Another class that I hated at first, but really grew to love, was Physical Therapy. I have never enjoyed exercise – part of why I was in the band throughout high school was my wanting to avoid any physical exercise. But because of the fantastic training specialists and resources available at CNS, I looked forward every day to using the treadmill and other facilities available. I also walked around the building every day, weather permitting, so that I could regain my ability to walk and to continue to lose some weight. The therapists told me that seven times around the building was about a mile and I found that I could do nearly two miles in the 50 minutes I had for PT each day. I would start walking each class even before my 50 minutes started, in order to get my two miles in. More than once I was called back in from my walking because they had something else planned for me that hour, but most days it was known that I was outside walking. Now, more than a year latter, I try to walk a mile or two each day, usually getting to do that three to five times a week.

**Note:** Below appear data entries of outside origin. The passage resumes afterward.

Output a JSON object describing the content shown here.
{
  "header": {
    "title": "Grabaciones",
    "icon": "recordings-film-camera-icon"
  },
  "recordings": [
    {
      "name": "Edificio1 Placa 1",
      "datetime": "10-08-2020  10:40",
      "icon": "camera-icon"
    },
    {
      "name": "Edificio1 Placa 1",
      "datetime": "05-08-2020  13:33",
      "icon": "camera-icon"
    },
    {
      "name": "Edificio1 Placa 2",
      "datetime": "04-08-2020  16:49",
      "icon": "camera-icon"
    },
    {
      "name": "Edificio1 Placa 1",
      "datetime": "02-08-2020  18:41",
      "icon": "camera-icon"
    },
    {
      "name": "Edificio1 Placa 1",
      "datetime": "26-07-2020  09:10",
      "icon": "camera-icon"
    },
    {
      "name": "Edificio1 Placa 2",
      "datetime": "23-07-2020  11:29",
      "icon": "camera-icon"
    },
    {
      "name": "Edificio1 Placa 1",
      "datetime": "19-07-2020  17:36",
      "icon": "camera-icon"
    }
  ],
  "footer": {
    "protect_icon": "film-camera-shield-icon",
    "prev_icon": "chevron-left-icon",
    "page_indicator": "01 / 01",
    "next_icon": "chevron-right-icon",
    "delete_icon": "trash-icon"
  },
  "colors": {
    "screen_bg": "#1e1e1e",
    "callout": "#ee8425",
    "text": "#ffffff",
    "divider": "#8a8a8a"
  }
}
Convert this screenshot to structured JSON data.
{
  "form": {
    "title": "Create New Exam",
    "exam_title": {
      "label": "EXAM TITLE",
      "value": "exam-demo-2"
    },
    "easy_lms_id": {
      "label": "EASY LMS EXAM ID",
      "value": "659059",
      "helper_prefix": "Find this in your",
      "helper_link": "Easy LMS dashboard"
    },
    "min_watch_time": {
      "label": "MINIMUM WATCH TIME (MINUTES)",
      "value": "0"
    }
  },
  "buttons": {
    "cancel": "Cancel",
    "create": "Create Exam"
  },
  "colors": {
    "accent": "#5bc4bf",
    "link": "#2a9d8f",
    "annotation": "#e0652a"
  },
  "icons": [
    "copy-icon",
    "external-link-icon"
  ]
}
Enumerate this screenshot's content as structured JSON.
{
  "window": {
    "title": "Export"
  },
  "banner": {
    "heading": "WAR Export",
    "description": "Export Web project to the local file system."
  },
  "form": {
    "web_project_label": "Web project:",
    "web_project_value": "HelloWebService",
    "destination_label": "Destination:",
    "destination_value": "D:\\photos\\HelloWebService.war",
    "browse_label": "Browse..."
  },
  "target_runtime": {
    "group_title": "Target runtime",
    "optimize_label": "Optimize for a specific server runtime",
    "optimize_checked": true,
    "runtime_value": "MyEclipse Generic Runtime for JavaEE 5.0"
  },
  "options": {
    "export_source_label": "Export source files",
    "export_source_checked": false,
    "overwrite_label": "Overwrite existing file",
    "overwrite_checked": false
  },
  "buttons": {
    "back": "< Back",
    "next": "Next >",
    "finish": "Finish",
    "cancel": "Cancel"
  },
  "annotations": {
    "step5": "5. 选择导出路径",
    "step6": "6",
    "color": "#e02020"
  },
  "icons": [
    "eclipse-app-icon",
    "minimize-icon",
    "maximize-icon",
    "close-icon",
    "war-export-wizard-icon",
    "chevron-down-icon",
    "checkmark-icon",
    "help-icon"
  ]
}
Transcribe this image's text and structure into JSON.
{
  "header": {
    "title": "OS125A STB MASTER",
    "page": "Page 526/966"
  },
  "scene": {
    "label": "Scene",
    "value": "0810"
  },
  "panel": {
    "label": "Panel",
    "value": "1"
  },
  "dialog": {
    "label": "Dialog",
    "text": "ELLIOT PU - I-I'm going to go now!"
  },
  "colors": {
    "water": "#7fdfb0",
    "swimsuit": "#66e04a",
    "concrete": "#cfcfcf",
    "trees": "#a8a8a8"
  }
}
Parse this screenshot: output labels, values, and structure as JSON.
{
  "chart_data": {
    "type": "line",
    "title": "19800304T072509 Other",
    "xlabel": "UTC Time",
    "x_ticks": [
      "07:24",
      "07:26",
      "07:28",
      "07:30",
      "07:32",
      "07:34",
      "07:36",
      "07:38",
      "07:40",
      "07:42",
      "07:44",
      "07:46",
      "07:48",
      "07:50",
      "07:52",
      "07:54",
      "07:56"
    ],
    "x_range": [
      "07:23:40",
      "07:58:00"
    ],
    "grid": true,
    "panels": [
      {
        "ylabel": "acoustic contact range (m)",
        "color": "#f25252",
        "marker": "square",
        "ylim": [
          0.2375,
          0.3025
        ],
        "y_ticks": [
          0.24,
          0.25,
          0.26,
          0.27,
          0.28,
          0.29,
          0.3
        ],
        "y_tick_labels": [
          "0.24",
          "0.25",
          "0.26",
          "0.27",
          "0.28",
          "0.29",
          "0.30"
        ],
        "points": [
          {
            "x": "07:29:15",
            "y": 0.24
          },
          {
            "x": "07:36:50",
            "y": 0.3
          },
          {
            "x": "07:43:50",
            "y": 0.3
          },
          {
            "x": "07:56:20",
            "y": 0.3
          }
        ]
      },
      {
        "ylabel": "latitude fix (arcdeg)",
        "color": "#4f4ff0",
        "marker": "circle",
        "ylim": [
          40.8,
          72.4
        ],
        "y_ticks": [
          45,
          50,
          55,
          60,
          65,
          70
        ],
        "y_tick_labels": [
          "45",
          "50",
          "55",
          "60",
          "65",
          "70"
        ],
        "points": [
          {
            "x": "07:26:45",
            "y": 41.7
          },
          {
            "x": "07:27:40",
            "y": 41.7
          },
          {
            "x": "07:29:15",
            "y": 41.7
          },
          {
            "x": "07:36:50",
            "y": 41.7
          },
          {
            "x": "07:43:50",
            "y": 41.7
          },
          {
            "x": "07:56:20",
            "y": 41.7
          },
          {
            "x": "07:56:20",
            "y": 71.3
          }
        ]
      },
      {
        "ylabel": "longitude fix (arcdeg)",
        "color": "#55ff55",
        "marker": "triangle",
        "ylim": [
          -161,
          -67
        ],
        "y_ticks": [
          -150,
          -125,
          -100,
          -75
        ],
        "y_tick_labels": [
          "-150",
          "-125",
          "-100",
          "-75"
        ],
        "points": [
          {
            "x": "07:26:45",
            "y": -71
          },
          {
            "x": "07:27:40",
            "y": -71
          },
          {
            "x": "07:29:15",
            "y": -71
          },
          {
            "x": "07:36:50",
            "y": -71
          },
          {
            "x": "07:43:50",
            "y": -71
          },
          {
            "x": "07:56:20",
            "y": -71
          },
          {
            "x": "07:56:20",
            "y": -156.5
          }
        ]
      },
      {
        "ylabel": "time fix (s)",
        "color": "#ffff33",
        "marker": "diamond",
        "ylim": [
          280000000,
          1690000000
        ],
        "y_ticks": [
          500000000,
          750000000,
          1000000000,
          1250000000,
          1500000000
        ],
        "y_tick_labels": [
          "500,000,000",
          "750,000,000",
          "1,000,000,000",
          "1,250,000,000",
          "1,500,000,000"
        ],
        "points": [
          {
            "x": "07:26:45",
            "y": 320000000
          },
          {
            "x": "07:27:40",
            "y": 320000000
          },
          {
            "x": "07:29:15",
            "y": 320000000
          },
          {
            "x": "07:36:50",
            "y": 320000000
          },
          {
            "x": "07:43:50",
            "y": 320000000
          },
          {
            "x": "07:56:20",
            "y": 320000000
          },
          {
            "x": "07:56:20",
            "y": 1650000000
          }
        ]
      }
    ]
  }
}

In August of 2013 I was able to move back home, but I still went to CNS for six classes a day, five days a week, plus three or four hours a day for the trip each way from home to CNS and back. So my days were about twelve or thirteen hours long each day for the next four months until I finally “graduated” from CNS on November 21, 2013, a week before Thanksgiving. By that point I was stronger, happier and healthier than I have ever been in my life. I had lost a lot of weight, learned to exercise, learned to read at about a 2nd grade level (still too slow), lost my job (a topic for a future post), and pretty much eating again (not what my therapist Debbie wanted).

Since then I have continued my therapy at Garland Baylor for about a month and then switched to Callier Center – Richardson, where they have a brain therapy program that costs only $150 a semester. I went there once a week during the 2014 spring semester, and now plan to continue three days a week for the summer semester.

I am still working on my reading, getting more and more of my memory back, and enjoying every day, still getting stronger and still losing weight. This is where I am now and I expect to continue to recover for the rest of my life. Thanks for reading and please comment if you have any questions or want further information about where I am, or just want to talk.